Esodo di yazidi (foto LaPresse)

Il mondo si è accorto del genocidio degli yazidi

Adriano Sofri
Le persone che più concretamente fuori e dentro del Kurdistan iracheno si impegnano a questa causa continuano a sottolineare una sproporzione forte fra i riconoscimenti simbolici e i fatti.

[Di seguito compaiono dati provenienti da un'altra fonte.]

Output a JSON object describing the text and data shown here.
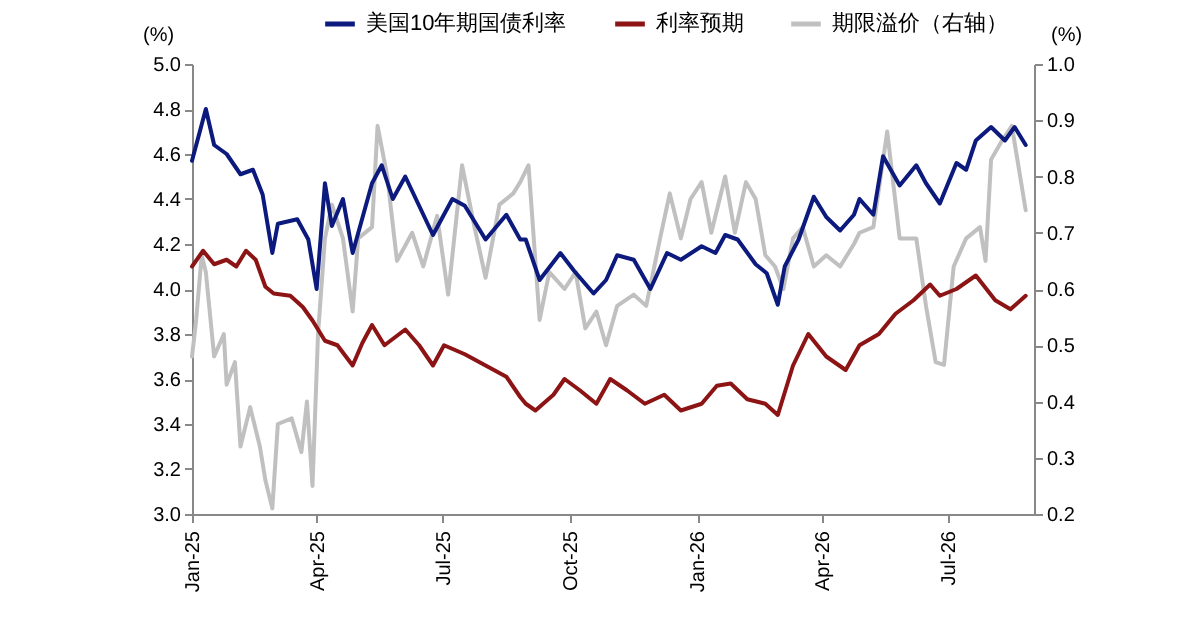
{
  "chart_data": {
    "type": "line",
    "ylabel": "(%)",
    "y2label": "(%)",
    "xlim": [
      "2025-01-01",
      "2026-09-01"
    ],
    "xticks": [
      {
        "value": "2025-01-01",
        "label": "Jan-25"
      },
      {
        "value": "2025-04-01",
        "label": "Apr-25"
      },
      {
        "value": "2025-07-01",
        "label": "Jul-25"
      },
      {
        "value": "2025-10-01",
        "label": "Oct-25"
      },
      {
        "value": "2026-01-01",
        "label": "Jan-26"
      },
      {
        "value": "2026-04-01",
        "label": "Apr-26"
      },
      {
        "value": "2026-07-01",
        "label": "Jul-26"
      }
    ],
    "ylim": [
      3,
      5
    ],
    "yticks": [
      {
        "value": 3,
        "label": "3.0"
      },
      {
        "value": 3.2,
        "label": "3.2"
      },
      {
        "value": 3.4,
        "label": "3.4"
      },
      {
        "value": 3.6,
        "label": "3.6"
      },
      {
        "value": 3.8,
        "label": "3.8"
      },
      {
        "value": 4,
        "label": "4.0"
      },
      {
        "value": 4.2,
        "label": "4.2"
      },
      {
        "value": 4.4,
        "label": "4.4"
      },
      {
        "value": 4.6,
        "label": "4.6"
      },
      {
        "value": 4.8,
        "label": "4.8"
      },
      {
        "value": 5,
        "label": "5.0"
      }
    ],
    "y2lim": [
      0.2,
      1
    ],
    "y2ticks": [
      0.2,
      0.3,
      0.4,
      0.5,
      0.6,
      0.7,
      0.8,
      0.9,
      {
        "value": 1,
        "label": "1.0"
      }
    ],
    "grid": false,
    "legend": "top",
    "line_style": "solid",
    "marker": "none",
    "series": [
      {
        "name": "美国10年期国债利率",
        "color": "#0c1a7e",
        "x": [
          "2025-01-01",
          "2025-01-11",
          "2025-01-17",
          "2025-01-26",
          "2025-02-05",
          "2025-02-14",
          "2025-02-21",
          "2025-02-28",
          "2025-03-04",
          "2025-03-18",
          "2025-03-26",
          "2025-04-01",
          "2025-04-07",
          "2025-04-12",
          "2025-04-20",
          "2025-04-27",
          "2025-05-11",
          "2025-05-18",
          "2025-05-26",
          "2025-06-04",
          "2025-06-14",
          "2025-06-24",
          "2025-07-08",
          "2025-07-17",
          "2025-08-01",
          "2025-08-16",
          "2025-08-26",
          "2025-08-30",
          "2025-09-09",
          "2025-09-24",
          "2025-10-04",
          "2025-10-18",
          "2025-10-27",
          "2025-11-04",
          "2025-11-16",
          "2025-11-28",
          "2025-12-10",
          "2025-12-20",
          "2026-01-04",
          "2026-01-14",
          "2026-01-21",
          "2026-01-30",
          "2026-02-12",
          "2026-02-20",
          "2026-02-28",
          "2026-03-05",
          "2026-03-15",
          "2026-03-26",
          "2026-04-04",
          "2026-04-14",
          "2026-04-24",
          "2026-04-28",
          "2026-05-08",
          "2026-05-15",
          "2026-05-27",
          "2026-06-08",
          "2026-06-15",
          "2026-06-25",
          "2026-07-07",
          "2026-07-14",
          "2026-07-21",
          "2026-08-01",
          "2026-08-11",
          "2026-08-18",
          "2026-08-26"
        ],
        "values": [
          4.57,
          4.8,
          4.64,
          4.6,
          4.51,
          4.53,
          4.42,
          4.16,
          4.29,
          4.31,
          4.22,
          4.0,
          4.47,
          4.28,
          4.4,
          4.16,
          4.47,
          4.55,
          4.4,
          4.5,
          4.37,
          4.24,
          4.4,
          4.37,
          4.22,
          4.33,
          4.22,
          4.22,
          4.04,
          4.16,
          4.08,
          3.98,
          4.04,
          4.15,
          4.13,
          4.0,
          4.16,
          4.13,
          4.19,
          4.16,
          4.24,
          4.22,
          4.11,
          4.07,
          3.93,
          4.1,
          4.22,
          4.41,
          4.32,
          4.26,
          4.33,
          4.4,
          4.33,
          4.59,
          4.46,
          4.55,
          4.47,
          4.38,
          4.56,
          4.53,
          4.66,
          4.72,
          4.66,
          4.72,
          4.64
        ]
      },
      {
        "name": "利率预期",
        "color": "#8c1414",
        "x": [
          "2025-01-01",
          "2025-01-09",
          "2025-01-17",
          "2025-01-26",
          "2025-02-02",
          "2025-02-09",
          "2025-02-16",
          "2025-02-23",
          "2025-03-01",
          "2025-03-13",
          "2025-03-22",
          "2025-03-29",
          "2025-04-07",
          "2025-04-16",
          "2025-04-27",
          "2025-05-04",
          "2025-05-11",
          "2025-05-20",
          "2025-06-04",
          "2025-06-14",
          "2025-06-24",
          "2025-07-02",
          "2025-07-17",
          "2025-08-01",
          "2025-08-16",
          "2025-08-26",
          "2025-08-30",
          "2025-09-06",
          "2025-09-19",
          "2025-09-27",
          "2025-10-08",
          "2025-10-20",
          "2025-10-30",
          "2025-11-11",
          "2025-11-24",
          "2025-12-08",
          "2025-12-20",
          "2026-01-04",
          "2026-01-15",
          "2026-01-25",
          "2026-02-06",
          "2026-02-19",
          "2026-02-28",
          "2026-03-11",
          "2026-03-22",
          "2026-04-04",
          "2026-04-18",
          "2026-04-28",
          "2026-05-12",
          "2026-05-24",
          "2026-06-06",
          "2026-06-18",
          "2026-06-25",
          "2026-07-07",
          "2026-07-21",
          "2026-08-04",
          "2026-08-15",
          "2026-08-26"
        ],
        "values": [
          4.1,
          4.17,
          4.11,
          4.13,
          4.1,
          4.17,
          4.13,
          4.01,
          3.98,
          3.97,
          3.92,
          3.86,
          3.77,
          3.75,
          3.66,
          3.76,
          3.84,
          3.75,
          3.82,
          3.75,
          3.66,
          3.75,
          3.71,
          3.66,
          3.61,
          3.52,
          3.49,
          3.46,
          3.53,
          3.6,
          3.55,
          3.49,
          3.6,
          3.55,
          3.49,
          3.53,
          3.46,
          3.49,
          3.57,
          3.58,
          3.51,
          3.49,
          3.44,
          3.66,
          3.8,
          3.7,
          3.64,
          3.75,
          3.8,
          3.89,
          3.95,
          4.02,
          3.97,
          4.0,
          4.06,
          3.95,
          3.91,
          3.97
        ]
      },
      {
        "name": "期限溢价（右轴）",
        "color": "#c0c0c0",
        "axis": "y2",
        "x": [
          "2025-01-01",
          "2025-01-04",
          "2025-01-08",
          "2025-01-11",
          "2025-01-17",
          "2025-01-24",
          "2025-01-26",
          "2025-02-01",
          "2025-02-05",
          "2025-02-12",
          "2025-02-19",
          "2025-02-23",
          "2025-02-28",
          "2025-03-04",
          "2025-03-14",
          "2025-03-21",
          "2025-03-25",
          "2025-03-29",
          "2025-04-02",
          "2025-04-07",
          "2025-04-12",
          "2025-04-20",
          "2025-04-27",
          "2025-05-01",
          "2025-05-11",
          "2025-05-15",
          "2025-05-22",
          "2025-05-29",
          "2025-06-09",
          "2025-06-17",
          "2025-06-27",
          "2025-07-05",
          "2025-07-15",
          "2025-07-24",
          "2025-08-01",
          "2025-08-11",
          "2025-08-21",
          "2025-08-26",
          "2025-09-01",
          "2025-09-09",
          "2025-09-16",
          "2025-09-27",
          "2025-10-05",
          "2025-10-12",
          "2025-10-20",
          "2025-10-27",
          "2025-11-04",
          "2025-11-16",
          "2025-11-25",
          "2025-12-05",
          "2025-12-12",
          "2025-12-20",
          "2025-12-27",
          "2026-01-04",
          "2026-01-11",
          "2026-01-21",
          "2026-01-28",
          "2026-02-05",
          "2026-02-12",
          "2026-02-19",
          "2026-02-26",
          "2026-03-04",
          "2026-03-11",
          "2026-03-18",
          "2026-03-26",
          "2026-04-04",
          "2026-04-14",
          "2026-04-24",
          "2026-04-28",
          "2026-05-08",
          "2026-05-18",
          "2026-05-27",
          "2026-06-08",
          "2026-06-15",
          "2026-06-22",
          "2026-06-28",
          "2026-07-05",
          "2026-07-14",
          "2026-07-24",
          "2026-07-28",
          "2026-08-01",
          "2026-08-08",
          "2026-08-16",
          "2026-08-22",
          "2026-08-26"
        ],
        "values": [
          0.48,
          0.545,
          0.66,
          0.63,
          0.48,
          0.52,
          0.43,
          0.47,
          0.32,
          0.39,
          0.32,
          0.26,
          0.21,
          0.36,
          0.37,
          0.31,
          0.4,
          0.25,
          0.52,
          0.69,
          0.75,
          0.69,
          0.56,
          0.69,
          0.71,
          0.89,
          0.8,
          0.65,
          0.7,
          0.64,
          0.73,
          0.59,
          0.82,
          0.71,
          0.62,
          0.75,
          0.77,
          0.79,
          0.82,
          0.545,
          0.63,
          0.6,
          0.63,
          0.53,
          0.56,
          0.5,
          0.57,
          0.59,
          0.57,
          0.69,
          0.77,
          0.69,
          0.76,
          0.79,
          0.7,
          0.8,
          0.7,
          0.79,
          0.76,
          0.66,
          0.64,
          0.6,
          0.69,
          0.71,
          0.64,
          0.66,
          0.64,
          0.68,
          0.7,
          0.71,
          0.88,
          0.69,
          0.69,
          0.57,
          0.47,
          0.465,
          0.64,
          0.69,
          0.71,
          0.65,
          0.83,
          0.86,
          0.89,
          0.8,
          0.74
        ]
      }
    ]
  }
}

    Dopo i riconoscimenti dell’Onu, il premio Sacharov assegnato a due giovani donne dalle storie esemplari per la tragedia del popolo yazida conferma l’impressione che finalmente l’ignoranza, l’indifferenza o la minimizzazione nei confronti di quel capitolo più orrendo della orrenda storia del jihadismo dell’Isis siano superate, e che il mondo, e anche una parte significativa del bel mondo, il che non nuoce, ne stia sposando, con più di due anni di ritardo, la causa.

     

    Tre giorni fa è stato il Parlamento canadese a votare all’unanimità sulla natura della persecuzione degli yazidi come genocidio, e ad annunciare una disponibilità ad accoglierne dei rifugiati. Ma le persone che più concretamente fuori e dentro del Kurdistan iracheno che si impegnano a questa causa continuano a sottolineare una sproporzione forte fra i riconoscimenti simbolici e i fatti. I fatti vanno dalle risorse destinate al soccorso, a cominciare da quelle che possono ancora voler dire la liberazione di prigioniere abusate e torturate, alla rivendicazione del riconoscimento dei crimini di guerra commessi contro gli yazidi oltre che nelle sedi politiche nella sede pertinente della Corte Penale Internazionale. Questo giornale ha avuto un’attenzione frequente alla persecuzione degli yazidi come di altre minoranze, compresi i cristiani d’Iraq e di Siria delle varie confessioni.

     

    Segnalo che a Roma, nell’ambito del congresso dei Radicali italiani, dunque in una sede aperta a tutti, domenica pomeriggio si discuterà delle persecuzioni delle minoranze in Iraq e Siria con l’intervento della signora Vian Dakhil, unica deputata yazida al parlamento iracheno, colei che per prima seppe gridare al mondo l’infamia che si stava abbattendo sulla sua gente, della signora Nareen Shammo, attivista e giornalista yazida, di Abdulahad Astepho, esponente assiro-caldeo siriano, di Rami Nakhla, capo del Syria Team di Non c’è pace senza giustizia, della giornalista Francesca Paci e di altre voci competenti.